Looking to improve his drumming, Bonneville High School senior Nathanael Quimby diligently took notes and asked questions at a jam clinic the Salt Lake City Jazz Festival put on Saturday.
SALT LAKE CITY — Some budding musicians learned a few things Saturday about putting the jazz in Utah.
Looking to improve his drumming, Bonneville High School senior Nathanael Quimby diligently took notes and asked questions during a jam clinic at the Salt Lake City Jazz Festival.
Quimby hopes tips from professional drummer Jose «Pepe» Jimenez, who has played with various Las Vegas shows and with the rock band Santana, will help him keep the beat as he joins his school’s jazz band this year.
«Rhythm is key. That’s my big takeaway from all this,» he said.
Quimby was among the young musicians and some not so young to take advantage of the free jazz clinic, also sponsored by Jazz Arts of the Mountain West.

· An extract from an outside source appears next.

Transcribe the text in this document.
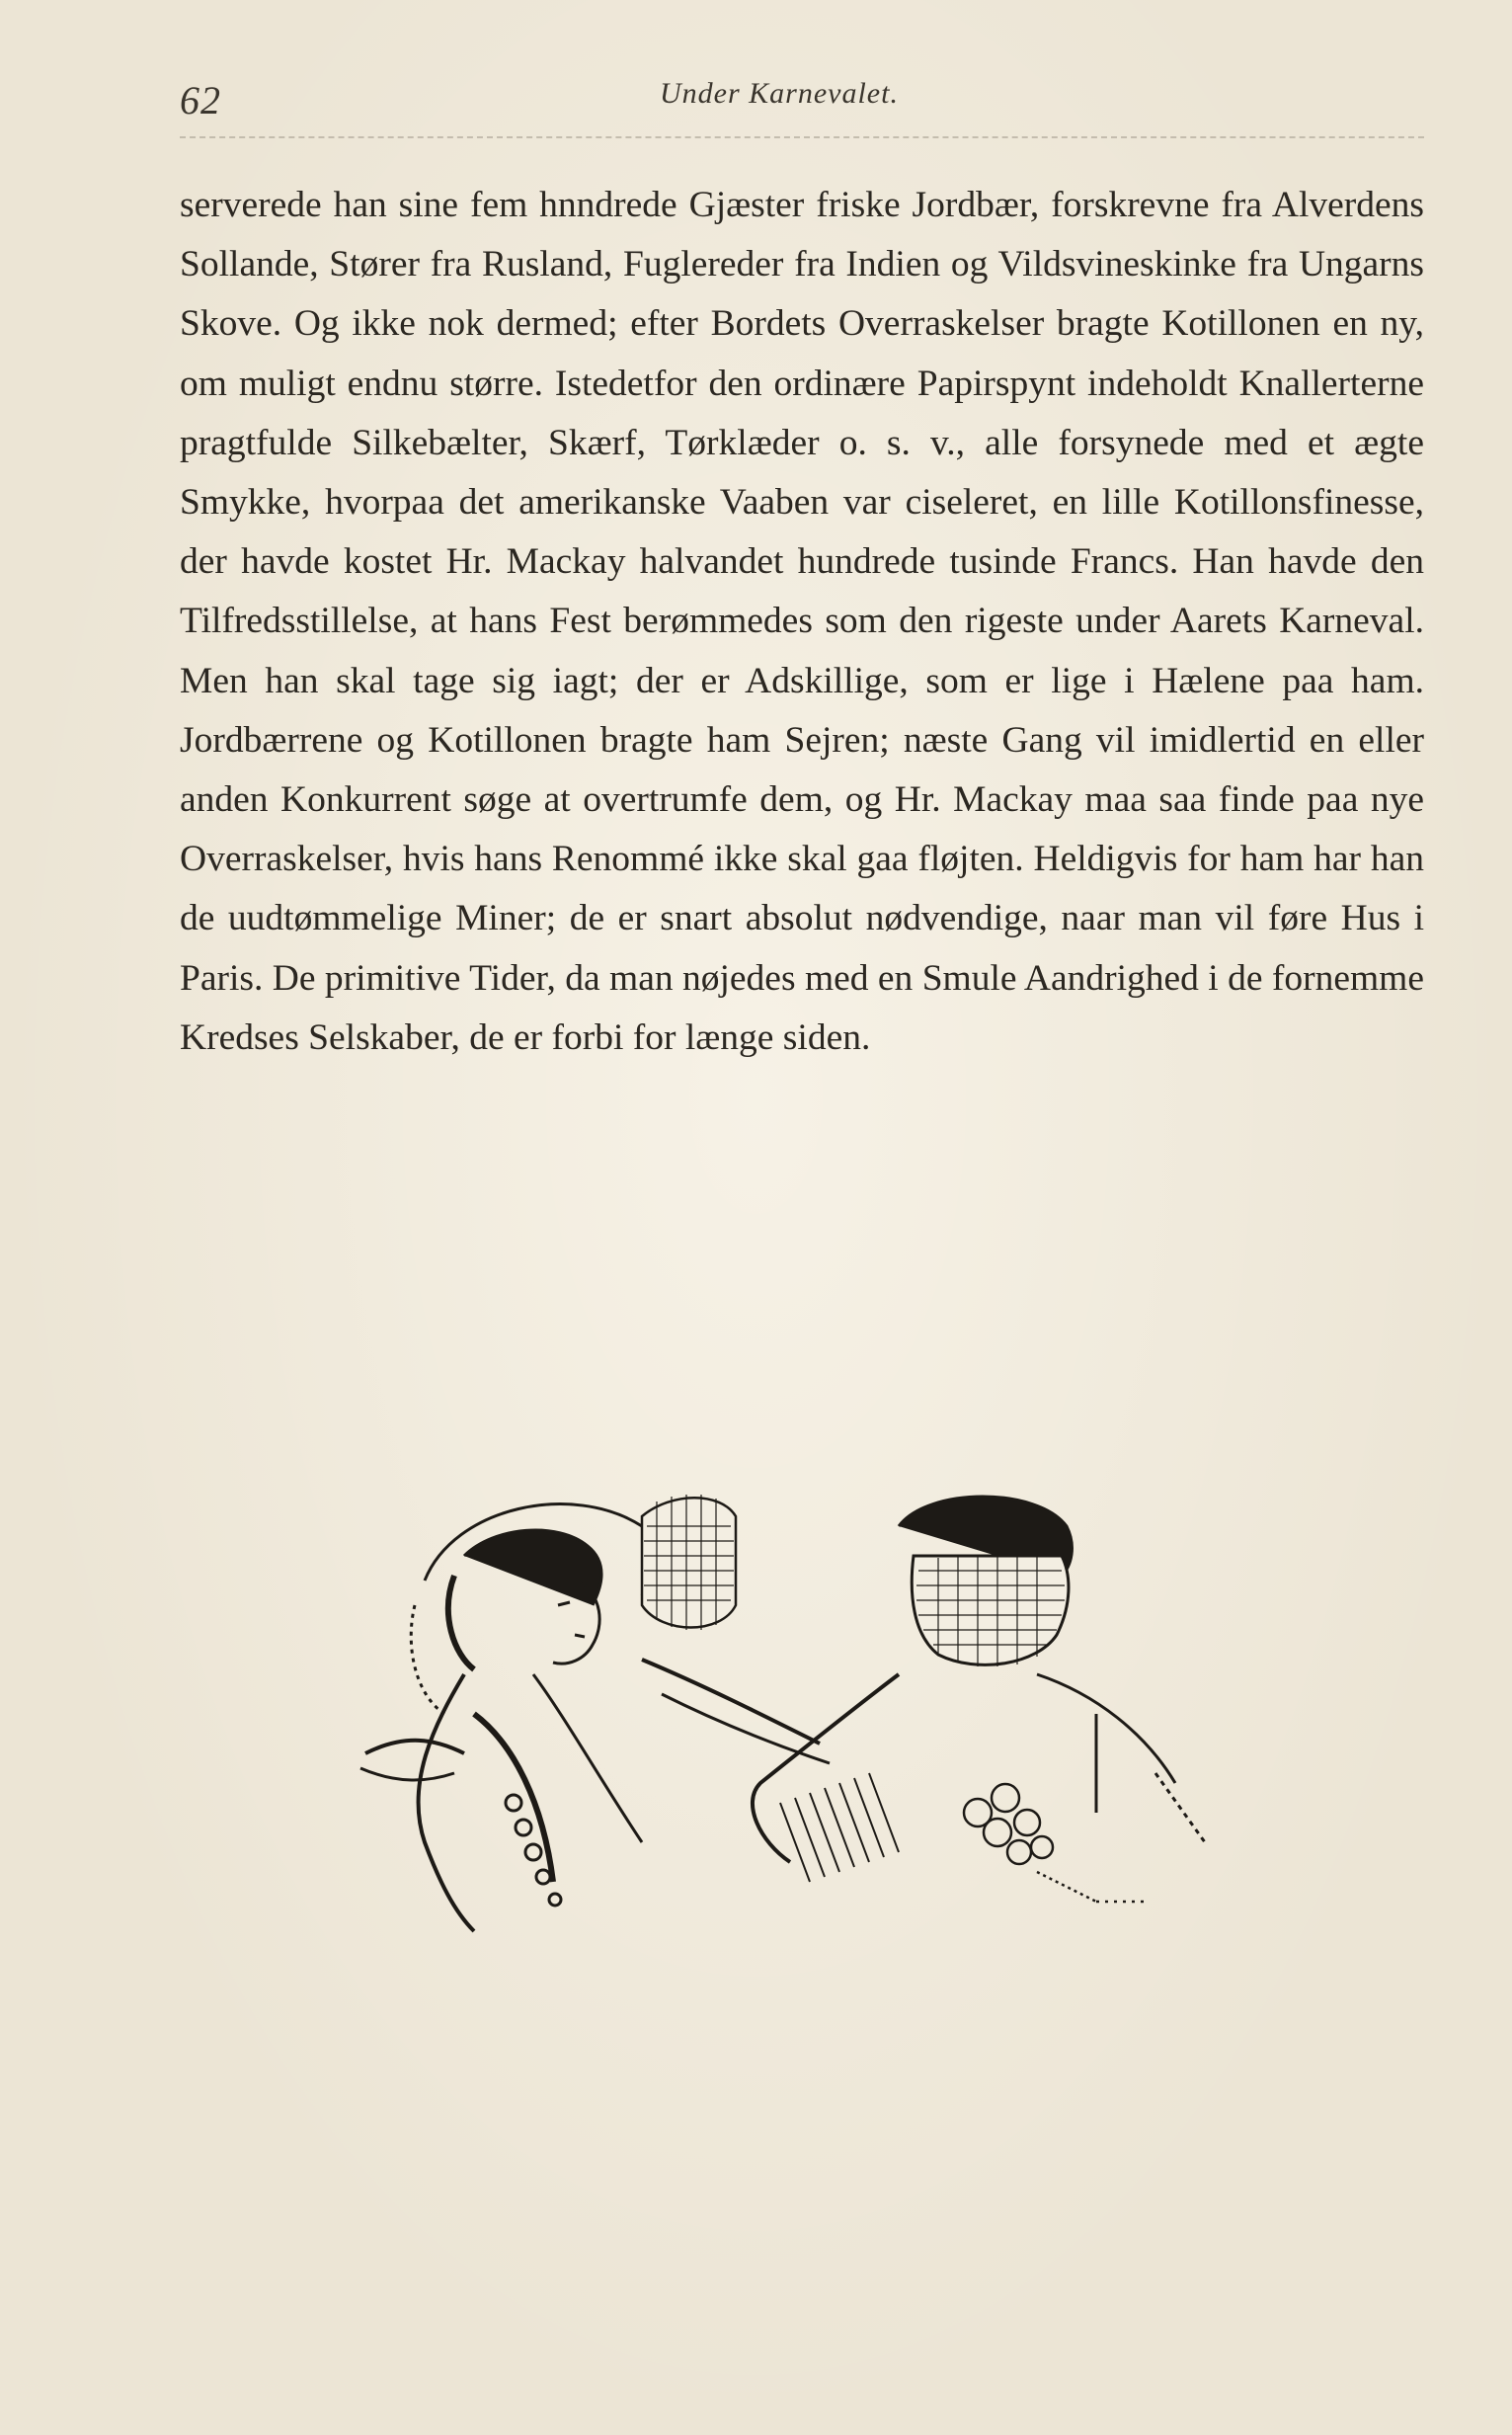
62	Under Karnevalet.

serverede han sine fem hnndrede Gjæster friske Jordbær, forskrevne fra Alverdens Sollande, Stører fra Rusland, Fuglereder fra Indien og Vildsvineskinke fra Ungarns Skove. Og ikke nok dermed; efter Bordets Overraskelser bragte Kotillonen en ny, om muligt endnu større. Istedetfor den ordinære Papirspynt indeholdt Knallerterne pragtfulde Silkebælter, Skærf, Tørklæder o. s. v., alle forsynede med et ægte Smykke, hvorpaa det amerikanske Vaaben var ciseleret, en lille Kotillonsfinesse, der havde kostet Hr. Mackay halvandet hundrede tusinde Francs. Han havde den Tilfredsstillelse, at hans Fest berømmedes som den rigeste under Aarets Karneval. Men han skal tage sig iagt; der er Adskillige, som er lige i Hælene paa ham. Jordbærrene og Kotillonen bragte ham Sejren; næste Gang vil imidlertid en eller anden Konkurrent søge at overtrumfe dem, og Hr. Mackay maa saa finde paa nye Overraskelser, hvis hans Renommé ikke skal gaa fløjten. Heldigvis for ham har han de uudtømmelige Miner; de er snart absolut nødvendige, naar man vil føre Hus i Paris. De primitive Tider, da man nøjedes med en Smule Aandrighed i de fornemme Kredses Selskaber, de er forbi for længe siden.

The three-day festival at the Gallivan Center wraps up Saturday night.
Saxophonist Greg Floor, a soloist at the festival, taught a session called «Improvisation: Chains of Freedom.»
«I’m trying to help the young jazz enthusiast who is trying to learn this language do so in a more efficient manner. I realized later in life that my early practice was flawed,» he said.

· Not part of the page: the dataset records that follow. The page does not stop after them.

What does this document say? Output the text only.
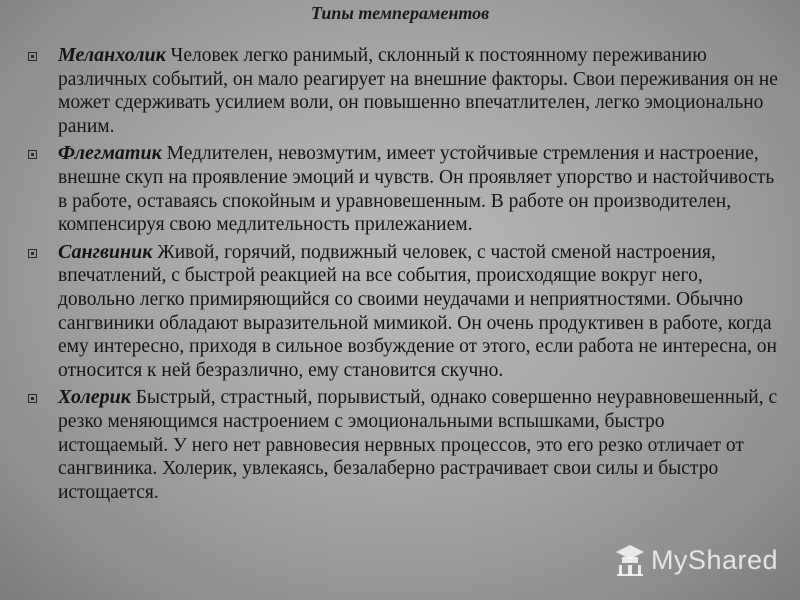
Типы темпераментов
Меланхолик Человек легко ранимый, склонный к постоянному переживанию различных событий, он мало реагирует на внешние факторы. Свои переживания он не может сдерживать усилием воли, он повышенно впечатлителен, легко эмоционально раним.
Флегматик Медлителен, невозмутим, имеет устойчивые стремления и настроение, внешне скуп на проявление эмоций и чувств. Он проявляет упорство и настойчивость в работе, оставаясь спокойным и уравновешенным. В работе он производителен, компенсируя свою медлительность прилежанием.
Сангвиник Живой, горячий, подвижный человек, с частой сменой настроения, впечатлений, с быстрой реакцией на все события, происходящие вокруг него, довольно легко примиряющийся со своими неудачами и неприятностями. Обычно сангвиники обладают выразительной мимикой. Он очень продуктивен в работе, когда ему интересно, приходя в сильное возбуждение от этого, если работа не интересна, он относится к ней безразлично, ему становится скучно.
Холерик Быстрый, страстный, порывистый, однако совершенно неуравновешенный, с резко меняющимся настроением с эмоциональными вспышками, быстро истощаемый. У него нет равновесия нервных процессов, это его резко отличает от сангвиника. Холерик, увлекаясь, безалаберно растрачивает свои силы и быстро истощается.
MyShared
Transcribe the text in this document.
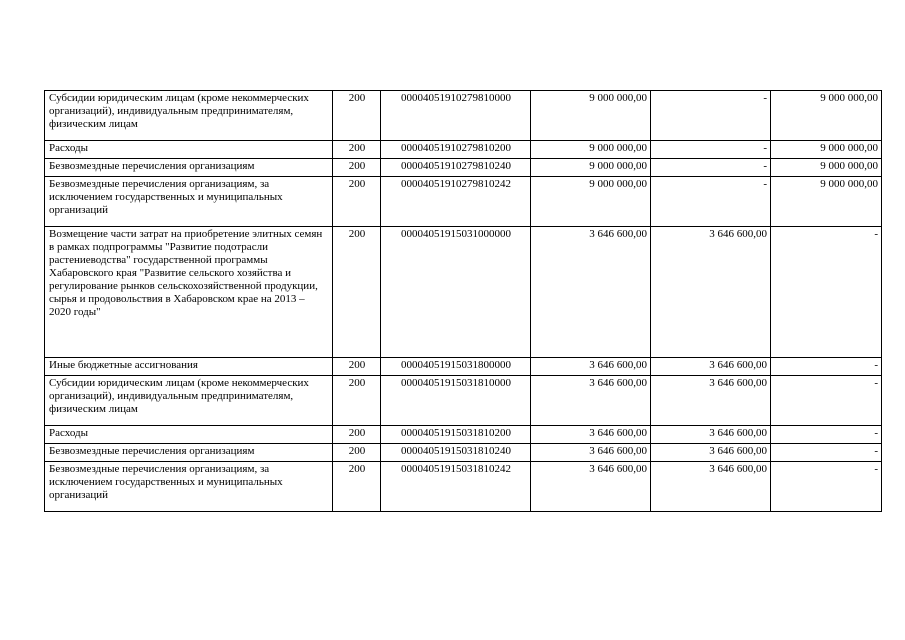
Субсидии юридическим лицам (кроме некоммерческих организаций), индивидуальным предпринимателям, физическим лицам	200	00004051910279810000	9 000 000,00	-	9 000 000,00
Расходы	200	00004051910279810200	9 000 000,00	-	9 000 000,00
Безвозмездные перечисления организациям	200	00004051910279810240	9 000 000,00	-	9 000 000,00
Безвозмездные перечисления организациям, за исключением государственных и муниципальных организаций	200	00004051910279810242	9 000 000,00	-	9 000 000,00
Возмещение части затрат на приобретение элитных семян в рамках подпрограммы "Развитие подотрасли растениеводства" государственной программы Хабаровского края "Развитие сельского хозяйства и регулирование рынков сельскохозяйственной продукции, сырья и продовольствия в Хабаровском крае на 2013 – 2020 годы"	200	00004051915031000000	3 646 600,00	3 646 600,00	-
Иные бюджетные ассигнования	200	00004051915031800000	3 646 600,00	3 646 600,00	-
Субсидии юридическим лицам (кроме некоммерческих организаций), индивидуальным предпринимателям, физическим лицам	200	00004051915031810000	3 646 600,00	3 646 600,00	-
Расходы	200	00004051915031810200	3 646 600,00	3 646 600,00	-
Безвозмездные перечисления организациям	200	00004051915031810240	3 646 600,00	3 646 600,00	-
Безвозмездные перечисления организациям, за исключением государственных и муниципальных организаций	200	00004051915031810242	3 646 600,00	3 646 600,00	-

Improvisation, Floor said, is a skill that takes musicians years and years to develop.
Like Jimenez, he emphasized rhythm «The actual language is not the different notes that you choose but it’s the rhythm that you put them in,» he said.
Lucas Deal, a clarinet performance major at BYU who also plays sax, said it’s a misperception that jazz musicians are free to play however they want. Being disciplined and deliberate comes with the gig.

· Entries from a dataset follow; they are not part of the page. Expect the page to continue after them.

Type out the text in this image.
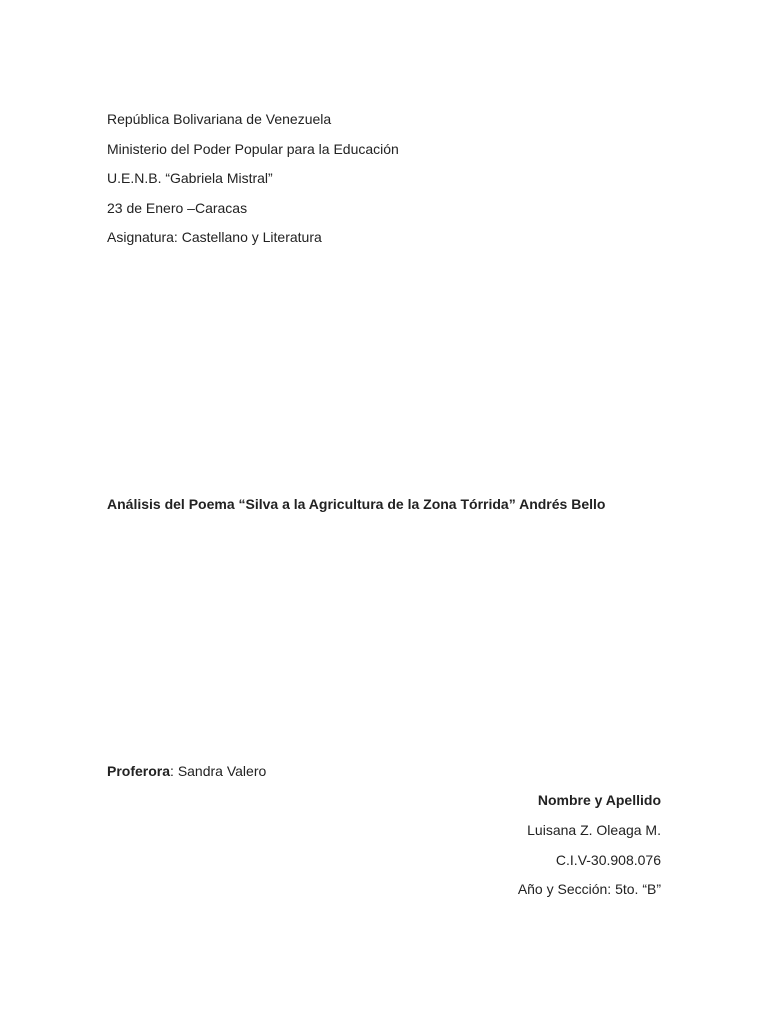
República Bolivariana de Venezuela
Ministerio del Poder Popular para la Educación
U.E.N.B. “Gabriela Mistral”
23 de Enero –Caracas
Asignatura: Castellano y Literatura
Análisis del Poema “Silva a la Agricultura de la Zona Tórrida” Andrés Bello
Proferora: Sandra Valero
Nombre y Apellido
Luisana Z. Oleaga M.
C.I.V-30.908.076
Año y Sección: 5to. “B”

«To really to be able to improvise freely and express yourself you have to be very diligent and controlled in what you do. It doesn’t actually work to pick up a horn and say, ‘I’m going to play anything,'» he said.
All those attending the clinic — some for learning, some just listening to music — share a love of jazz.
«The great thing about jazz is that it’s always new,» said Deal, who aspires to be a jazz professor.
Floor asked how someone could decide whether Ray Charles’ gruff voice is better than Pavarotti’s perfect vibrato because they’re both unbelievable.
«And that’s what’s great about jazz. We’re saying your voice is your voice. Sound how you sound and let’s talk,» he said.
«It’s a very free, a very American art form that is just an absolute joy. Whatever I have to say, then the drummer answers me back and the bass player says something and you’re having this conversation and hopefully the audience likes it.»